Mark S. Miller (2014-10-01T15:39:17.000Z)
domenic at domenicdenicola.com (2014-10-15T18:41:24.483Z)
On Wed, Oct 1, 2014 at 8:20 AM, Oliver Hunt <oliver at apple.com> wrote: > JSC does lazy parsing of nested functions and we have no problem reporting > static errors, so i’m not sure what you believe is the problem here. First, I agree with you. This shouldn't be a problem. However, both JSC and v8 cause confusion when they use the term "lazy parsing". There are plenty of static errors that could not be reported with a truly lazy parser, i.e., one which actually postpones parsing. v8 for example uses a lightweight but accurate parser that is supposed to catch early errors early, but, afaik, doesn't construct an actual ast.

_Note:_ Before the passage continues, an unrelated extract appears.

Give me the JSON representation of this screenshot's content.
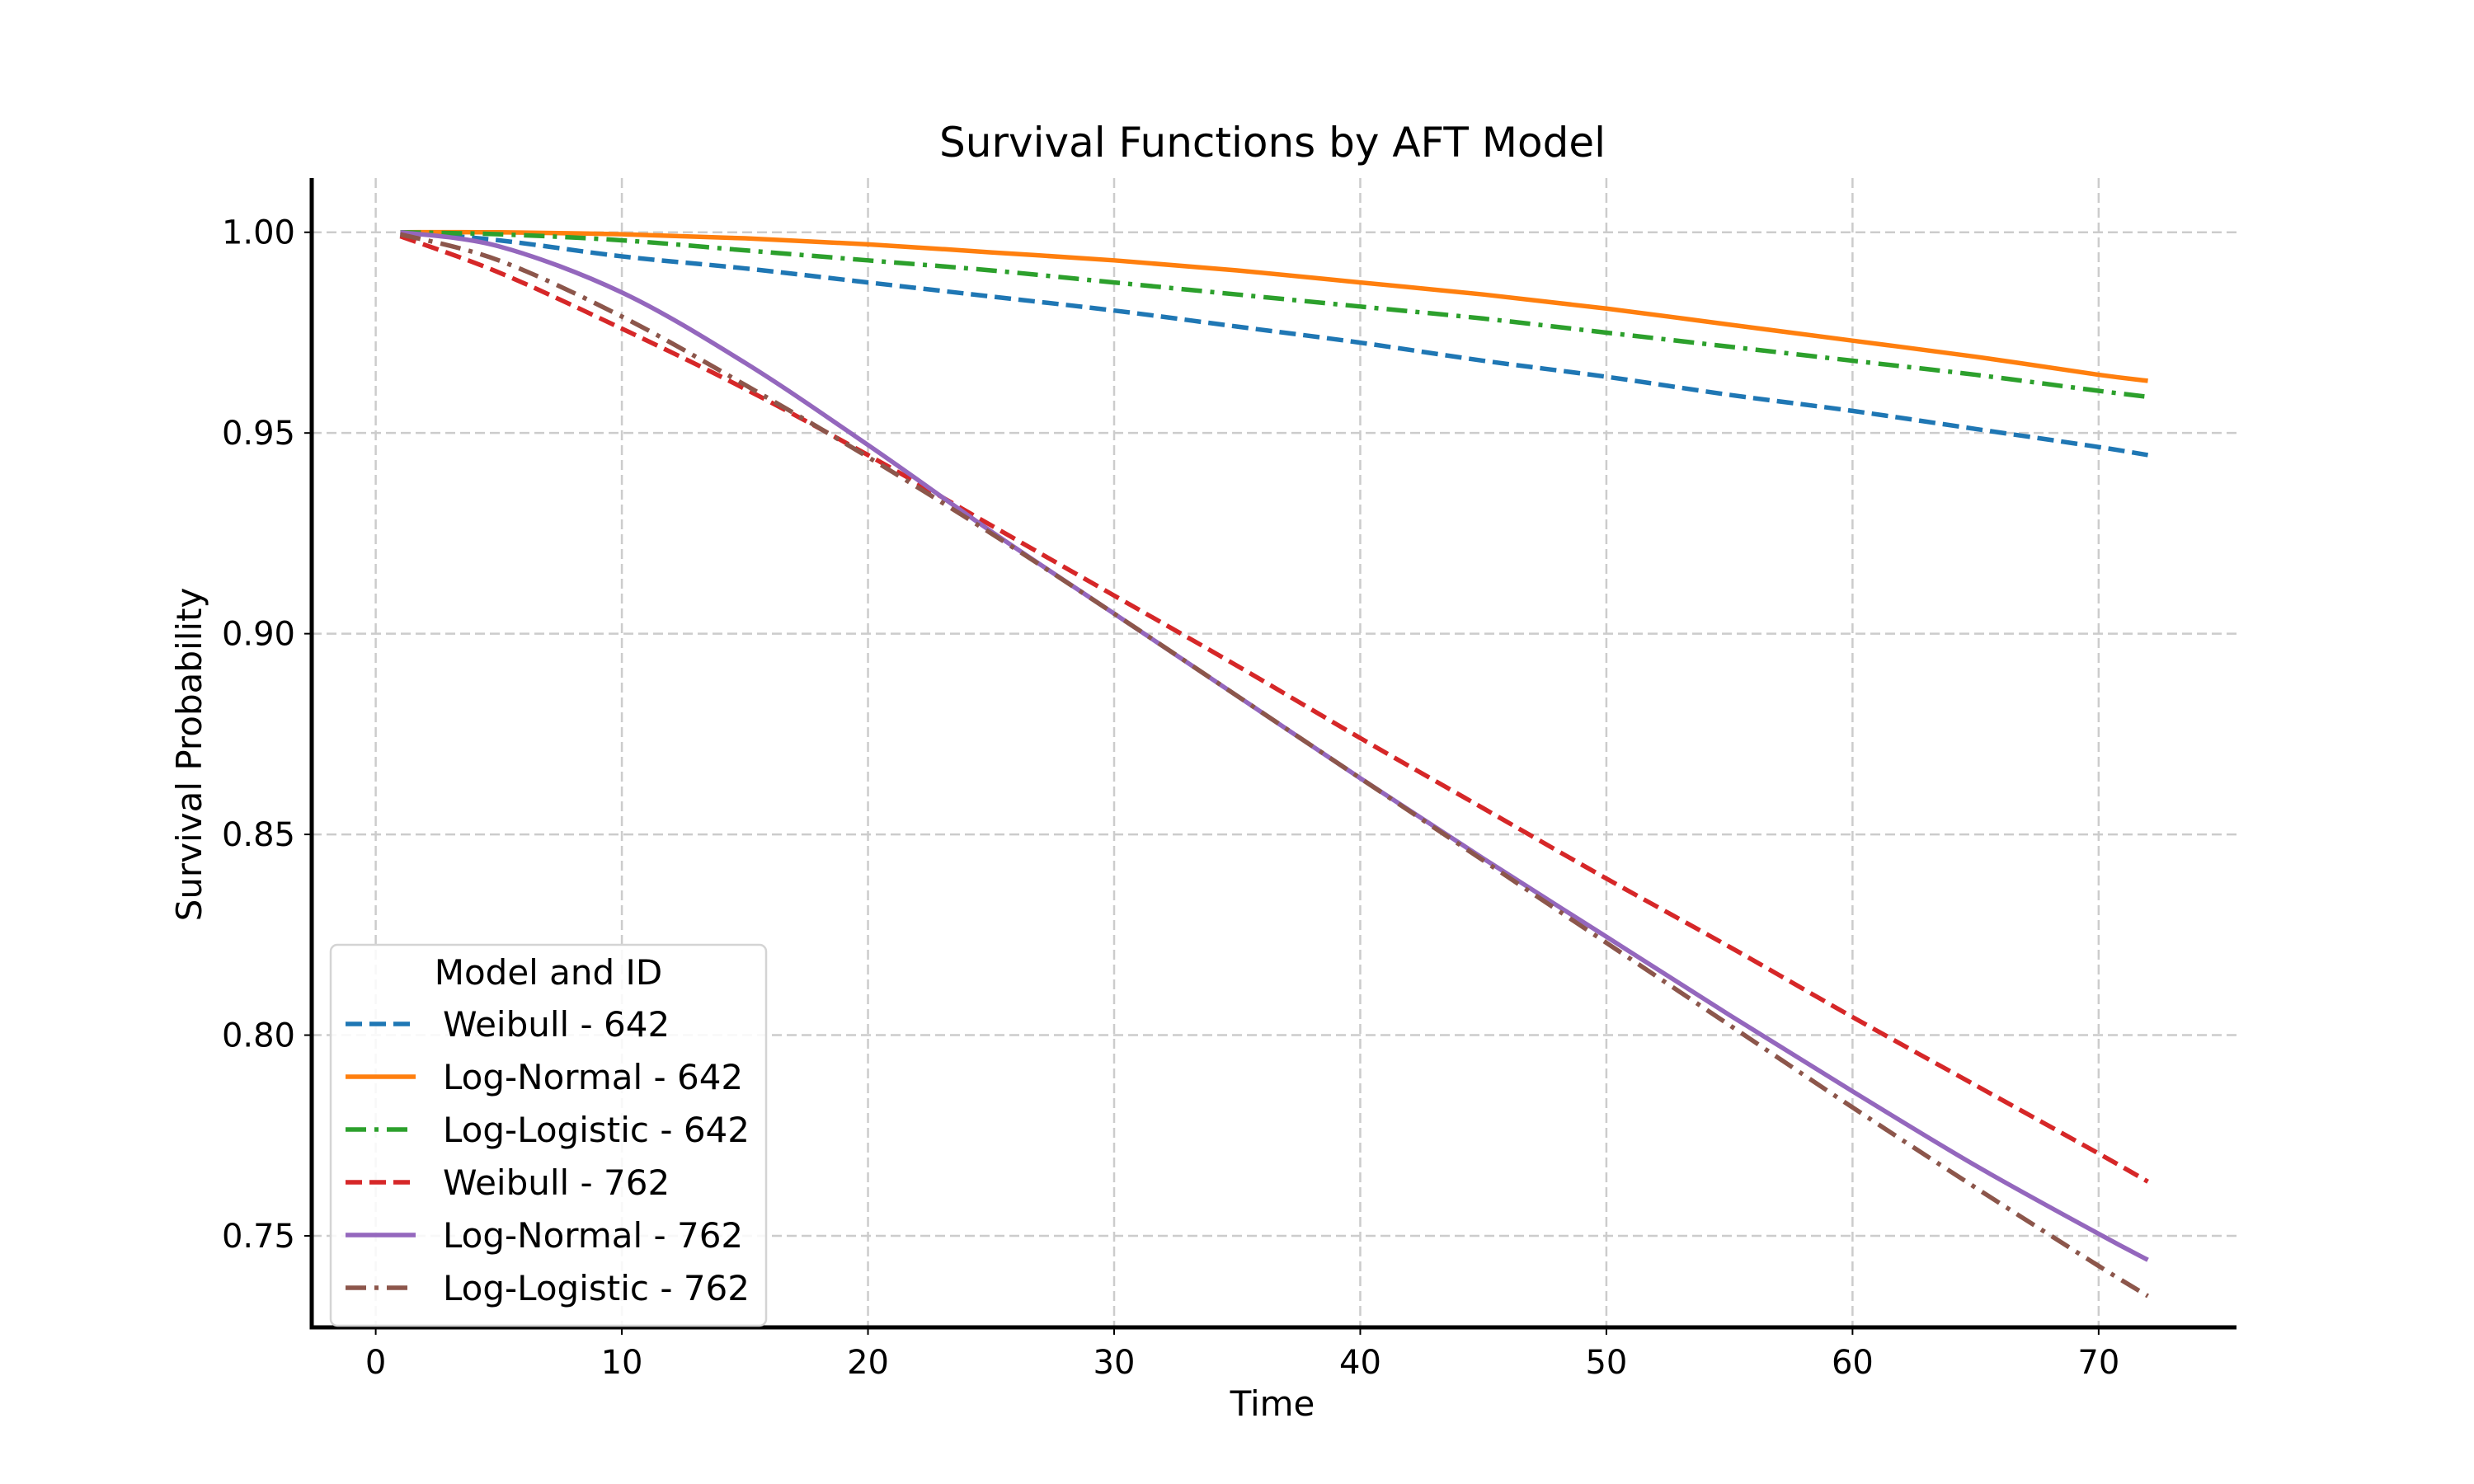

See - https://code.google.com/p/v8/issues/detail?id=2728 - https://code.google.com/p/v8/issues/detail?id=2470 - https://code.google.com/p/google-caja/issues/detail?id=1616 - https://bugs.webkit.org/show_bug.cgi?id=106160 (Oliver, I note that the last bug above is still open, which continues to cause SES to use an expensive workaround when run on Safari.) So the question is not "Can this early error be reported accurately without parsing?", since essentially none can, so no engines postpone parsing. The question is whether a particular new early error would require these lightweight early parsers to do something that they can't do while preserving their current efficiency. Statically apparent assignment to const variables does not seem like a burden. If there is an intervening "with" or sloppy direct eval, then there is not a statically apparent assignment to a const variable. Since this can only occur in sloppy code anyway, it seems more consistent with the rest of sloppy mode for this failed assignment to be silent, rather than dynamically throwing an error.